Il s'avança de quelques pas dans l'antre lugubre et sanglante et ravala des frissons.
— On doit nettoyer.
Cette demande qui tenait plus d'un ordre fit frémir toute la bande, y compris le principal concerné, mais personne ne s'y opposa. Keigo se hâta de chercher des balais et des serviettes, d'en donner à tout le monde avant de ravaler des haut-le-cœur et de se mettre au travail. Le groupe astiqua les fenêtres avec force, au point de produire d'irritants chuintements en frottant.
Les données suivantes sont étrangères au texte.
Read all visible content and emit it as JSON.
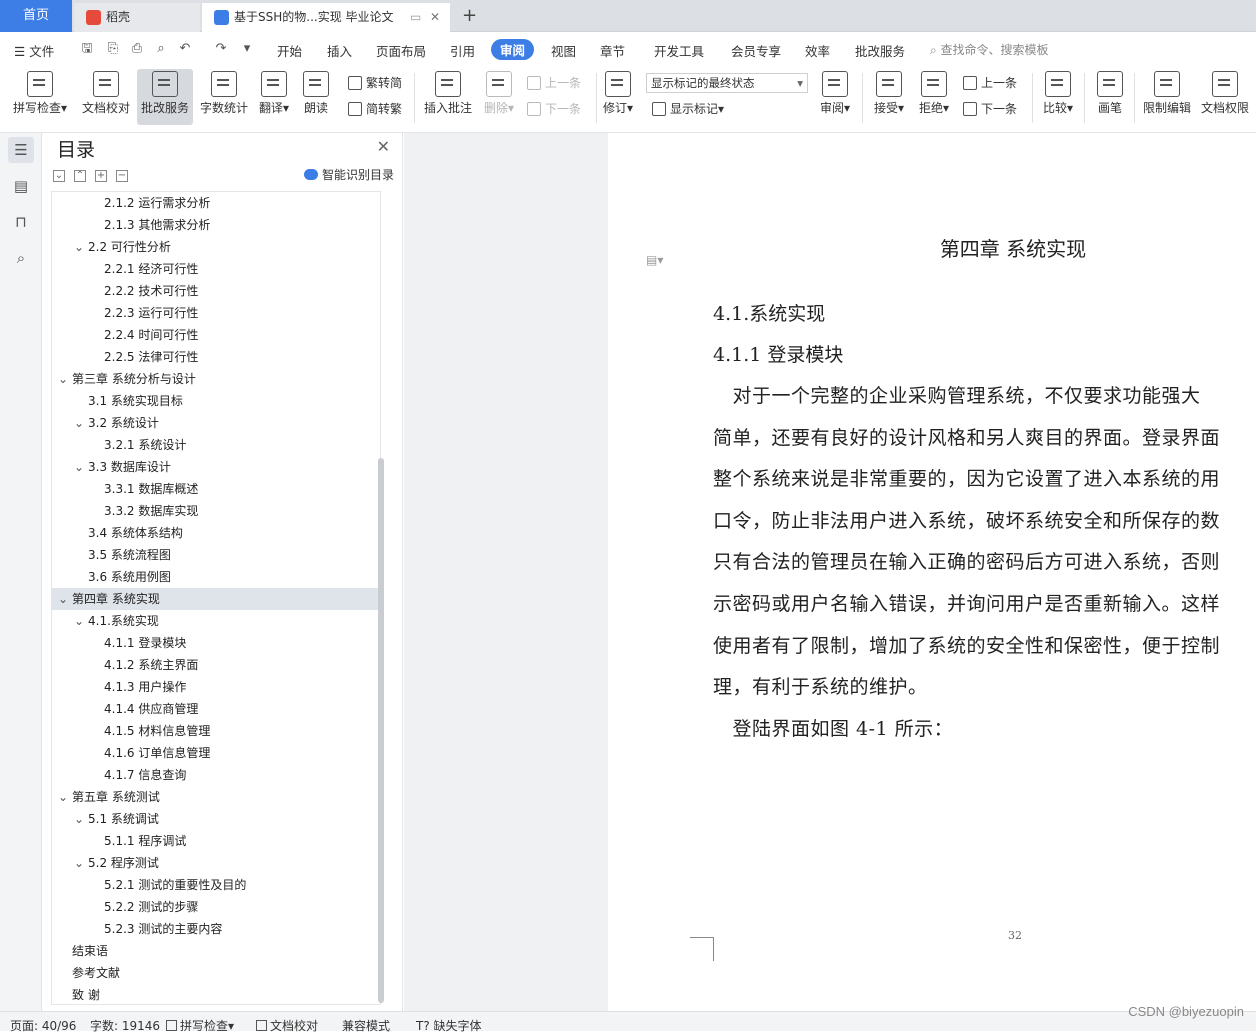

Ils récurèrent à fond le sol, vidèrent accidentellement un sceau dessus, durent tout recommencer, mais au bout d'une heure, la salle de bain avait à peu près retrouver son état normal.
A onze heure douze précisément, Himiko dut emmener deux sceau plein d'eau sanglante pour les vider dans l'évier de la cuisine, Jin insista pour l'aider à transporter sa charge tandis que Tenko se porta volontaire pour aller échanger les chiffons sales contre des propres.
Résultat : Toya et Keigo se retrouvèrent seuls dans la salle de bain.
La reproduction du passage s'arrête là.